Monday, August 31, 2020
The High Note: a theological film review
Monthly I write a film review for Touchstone (the New Zealand Methodist magazine). Stretching back to 2005, some 150 plus films later, here is the review for August 2020.
The High Note
A film review by Rev Dr Steve Taylor
“Everyone’s a star in our town, It’s just your light gets dimmer.”
lyrics from California (There Is No End To Love) (There Is No End to Love) by U2
Advertised as a romantic comedy, The High Note offered a light-hearted post-Lockdown return to the cinema. The slow drift toward another manufactured Hollywood Sunset Strip ending is surprisingly dimmed by the arrival of ancient, Biblical wisdom.
The High Note is a 2020 American comedy-drama film directed by Nisha Ganatra and written by Flora Greeson. Set in California, life is a backdrop of palms, pools, and parties, in which everyone is filled with dreams, scripts, and songs.
Like so many Hollywood dreams, The High Note begins in a music studio. By night, Maggie Sherwoode (Dakota Johnson), is making music. By day, she is a personal assistant to Grace Davis (Tracee Ellis Ross).
Boasting twelve Grammy’s, Grace Davis embodies diva, with fabulous clothes, private jets, and extravagant parties. But the light of every star in Tinseltown is always slowly fading. This sets up a career tension. Does Grace make another album of new music? Or does she sink into Vegas, a star slowly drawing down on her fading celebrity?
David Cliff (Kelvin Harrison Jr.) provides character contrast. A young singer, playing community halls, he meets Maggie Sherwoode over an organic orange at the corner store. This sets up another set of tensions. Can there be an ending apart from young love? In Hollywood, armed with a laptop, everyone is a producer. Can personal assistant become a producer of David’s music? As a result, boundaries blur. The tensions around romance and career soon become ethical.
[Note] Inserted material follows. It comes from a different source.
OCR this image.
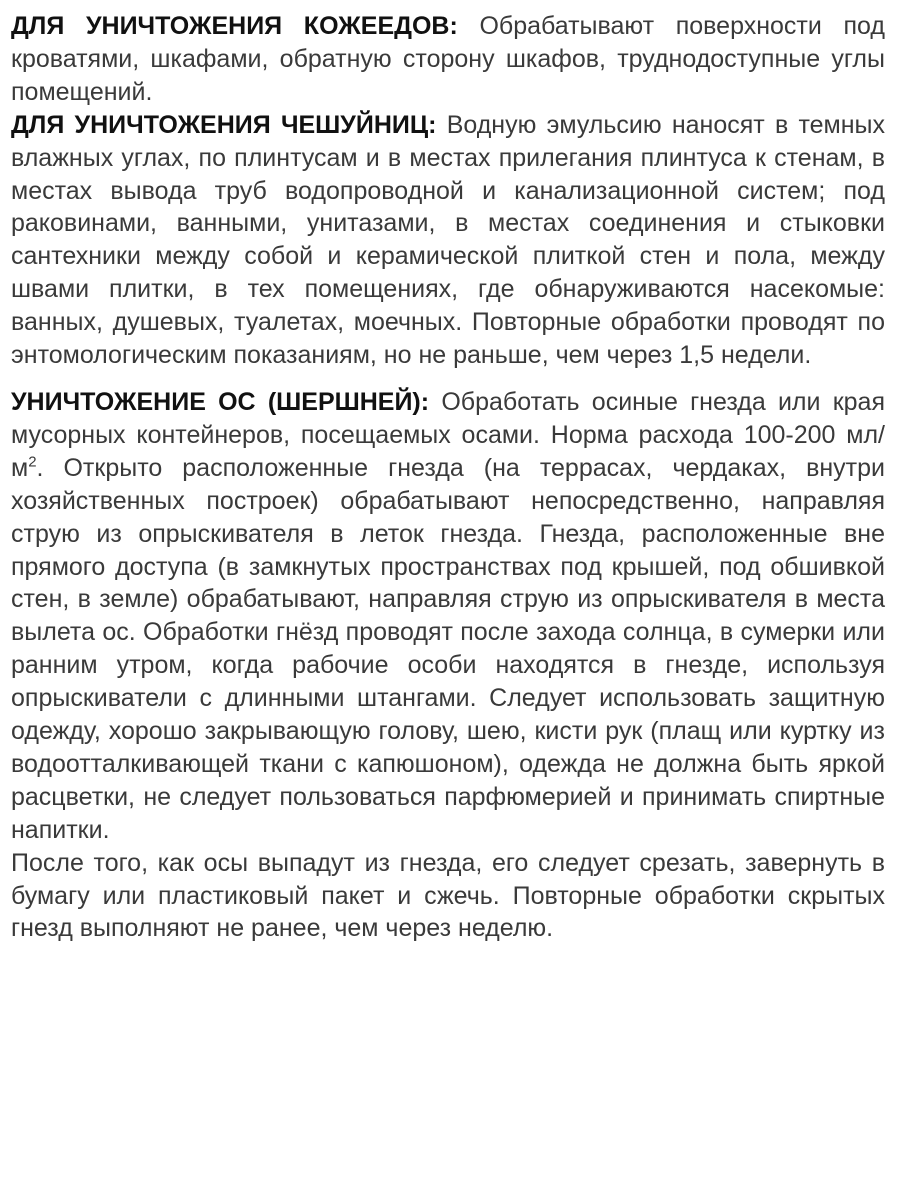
ДЛЯ УНИЧТОЖЕНИЯ КОЖЕЕДОВ: Обрабатывают поверхности под кроватями, шкафами, обратную сторону шкафов, труднодоступные углы помещений.

ДЛЯ УНИЧТОЖЕНИЯ ЧЕШУЙНИЦ: Водную эмульсию наносят в темных влажных углах, по плинтусам и в местах прилегания плинтуса к стенам, в местах вывода труб водопроводной и канализационной систем; под раковинами, ванными, унитазами, в местах соединения и стыковки сантехники между собой и керамической плиткой стен и пола, между швами плитки, в тех помещениях, где обнаруживаются насекомые: ванных, душевых, туалетах, моечных. Повторные обработки проводят по энтомологическим показаниям, но не раньше, чем через 1,5 недели.

УНИЧТОЖЕНИЕ ОС (ШЕРШНЕЙ): Обработать осиные гнезда или края мусорных контейнеров, посещаемых осами. Норма расхода 100-200 $мл/м^2$. Открыто расположенные гнезда (на террасах, чердаках, внутри хозяйственных построек) обрабатывают непосредственно, направляя струю из опрыскивателя в леток гнезда. Гнезда, расположенные вне прямого доступа (в замкнутых пространствах под крышей, под обшивкой стен, в земле) обрабатывают, направляя струю из опрыскивателя в места вылета ос. Обработки гнёзд проводят после захода солнца, в сумерки или ранним утром, когда рабочие особи находятся в гнезде, используя опрыскиватели с длинными штангами. Следует использовать защитную одежду, хорошо закрывающую голову, шею, кисти рук (плащ или куртку из водоотталкивающей ткани с капюшоном), одежда не должна быть яркой расцветки, не следует пользоваться парфюмерией и принимать спиртные напитки.

После того, как осы выпадут из гнезда, его следует срезать, завернуть в бумагу или пластиковый пакет и сжечь. Повторные обработки скрытых гнезд выполняют не ранее, чем через неделю.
High notes are amplified by low notes. Contrast comes dramatically with an unexpected plot twist, needed to set up the Hollywood ending, as stars new and old fuse in the grand finale.
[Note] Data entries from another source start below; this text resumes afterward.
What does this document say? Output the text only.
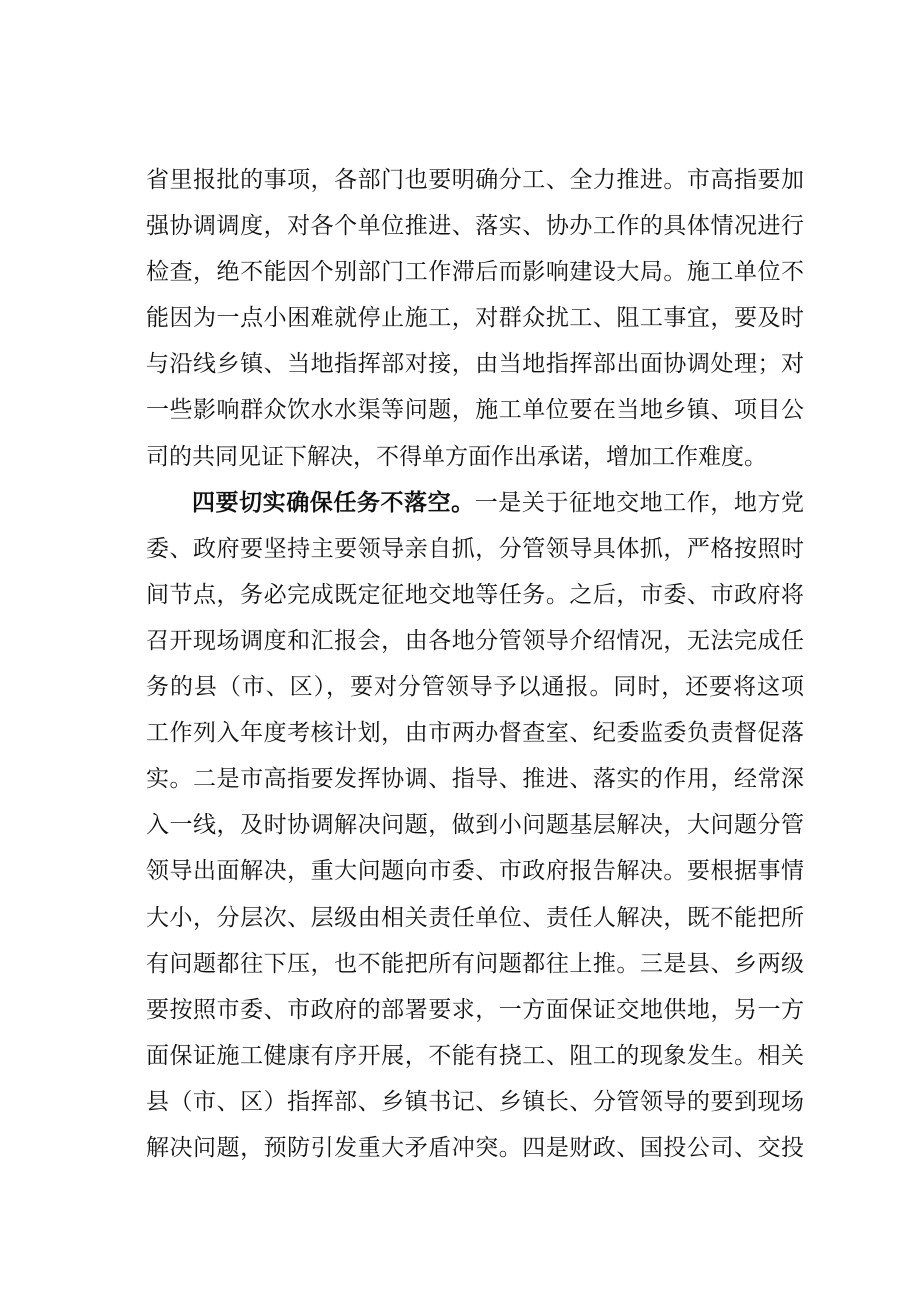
省里报批的事项，各部门也要明确分工、全力推进。市高指要加
强协调调度，对各个单位推进、落实、协办工作的具体情况进行
检查，绝不能因个别部门工作滞后而影响建设大局。施工单位不
能因为一点小困难就停止施工，对群众扰工、阻工事宜，要及时
与沿线乡镇、当地指挥部对接，由当地指挥部出面协调处理；对
一些影响群众饮水水渠等问题，施工单位要在当地乡镇、项目公
司的共同见证下解决，不得单方面作出承诺，增加工作难度。
四要切实确保任务不落空。一是关于征地交地工作，地方党
委、政府要坚持主要领导亲自抓，分管领导具体抓，严格按照时
间节点，务必完成既定征地交地等任务。之后，市委、市政府将
召开现场调度和汇报会，由各地分管领导介绍情况，无法完成任
务的县（市、区），要对分管领导予以通报。同时，还要将这项
工作列入年度考核计划，由市两办督查室、纪委监委负责督促落
实。二是市高指要发挥协调、指导、推进、落实的作用，经常深
入一线，及时协调解决问题，做到小问题基层解决，大问题分管
领导出面解决，重大问题向市委、市政府报告解决。要根据事情
大小，分层次、层级由相关责任单位、责任人解决，既不能把所
有问题都往下压，也不能把所有问题都往上推。三是县、乡两级
要按照市委、市政府的部署要求，一方面保证交地供地，另一方
面保证施工健康有序开展，不能有挠工、阻工的现象发生。相关
县（市、区）指挥部、乡镇书记、乡镇长、分管领导的要到现场
解决问题，预防引发重大矛盾冲突。四是财政、国投公司、交投
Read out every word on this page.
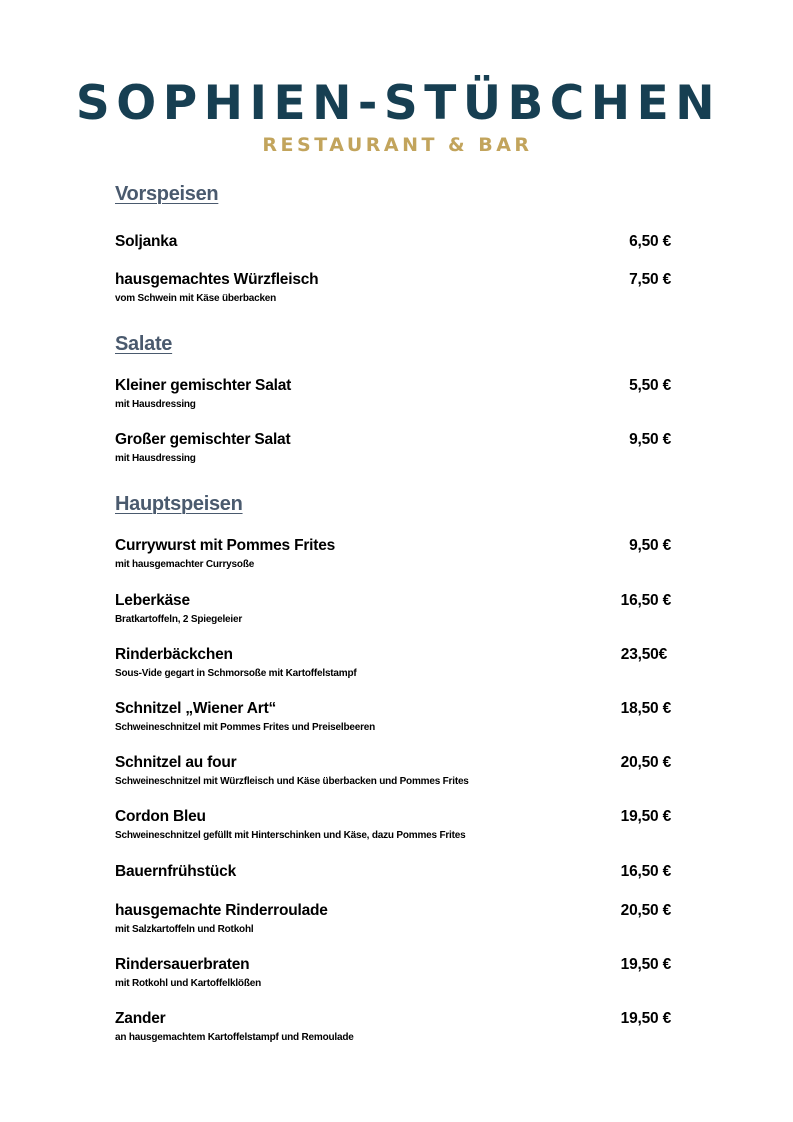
SOPHIEN-STÜBCHEN
RESTAURANT & BAR
Vorspeisen
Soljanka	6,50 €
hausgemachtes Würzfleisch	7,50 €
vom Schwein mit Käse überbacken
Salate
Kleiner gemischter Salat	5,50 €
mit Hausdressing
Großer gemischter Salat	9,50 €
mit Hausdressing
Hauptspeisen
Currywurst mit Pommes Frites	9,50 €
mit hausgemachter Currysoße
Leberkäse	16,50 €
Bratkartoffeln, 2 Spiegeleier
Rinderbäckchen	23,50€
Sous-Vide gegart in Schmorsoße mit Kartoffelstampf
Schnitzel „Wiener Art“	18,50 €
Schweineschnitzel mit Pommes Frites und Preiselbeeren
Schnitzel au four	20,50 €
Schweineschnitzel mit Würzfleisch und Käse überbacken und Pommes Frites
Cordon Bleu	19,50 €
Schweineschnitzel gefüllt mit Hinterschinken und Käse, dazu Pommes Frites
Bauernfrühstück	16,50 €
hausgemachte Rinderroulade	20,50 €
mit Salzkartoffeln und Rotkohl
Rindersauerbraten	19,50 €
mit Rotkohl und Kartoffelklößen
Zander	19,50 €
an hausgemachtem Kartoffelstampf und Remoulade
Contrast comes quietly in the form of a text message. Maggie and David are messing about while Katie (Zoë Chao), Maggie’s flatmate and loyal friend, is at work. A theatre nurse, Katie sends an image of an open heart. Everything is meaningless, responds Maggie, showing the picture of the open heart to David. In the middle of a budding romance and California dreaming, do you laugh? Do you return to messing about with your boyfriend? Or do quietly ponder the meaning of life?
“Everything is meaningless” is a line of poetry from Ecclesiastes 1:2. The writer, likely King Solomon, has sampled the high notes of life. In Ecclesiastes chapter 2, the pleasures are listed: urban landscaping, wealth acquisition, and sexual choice. In other words, plenty of palms and parties under the Jerusalem stars! Yet as Ecclesiastes concludes:
For God will bring every deed into judgment,
including every hidden thing, whether it is good or evil (12:14)
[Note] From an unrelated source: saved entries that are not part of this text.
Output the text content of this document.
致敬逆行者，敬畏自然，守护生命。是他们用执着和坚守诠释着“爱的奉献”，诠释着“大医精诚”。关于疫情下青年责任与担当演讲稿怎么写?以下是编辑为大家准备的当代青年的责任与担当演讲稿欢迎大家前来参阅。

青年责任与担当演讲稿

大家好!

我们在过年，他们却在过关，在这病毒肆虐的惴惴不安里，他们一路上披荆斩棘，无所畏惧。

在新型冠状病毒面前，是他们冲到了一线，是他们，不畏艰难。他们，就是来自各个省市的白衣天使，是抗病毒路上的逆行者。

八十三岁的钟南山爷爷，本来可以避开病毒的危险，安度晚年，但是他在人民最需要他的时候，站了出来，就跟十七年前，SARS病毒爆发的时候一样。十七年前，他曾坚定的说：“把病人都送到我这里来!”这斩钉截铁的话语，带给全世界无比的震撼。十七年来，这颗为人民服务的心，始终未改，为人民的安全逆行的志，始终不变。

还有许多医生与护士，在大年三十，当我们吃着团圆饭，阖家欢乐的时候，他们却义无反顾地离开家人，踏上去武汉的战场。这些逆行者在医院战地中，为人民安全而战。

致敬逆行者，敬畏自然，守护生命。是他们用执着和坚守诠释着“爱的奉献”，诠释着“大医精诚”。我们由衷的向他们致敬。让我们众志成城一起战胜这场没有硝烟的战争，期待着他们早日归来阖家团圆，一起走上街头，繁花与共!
Whether scriptwriter Flora Greeson is aware of the Biblical allusion or no, the intrusion certainly changes the mood. Every star, whether rising or falling, has a heart. Every human, famous or forgotten, is vulnerable. Every action, whether unethical or wise, will be judged. One image accompanied by three words insert Biblical wisdom into The High Note’s dreams of starlit glamour.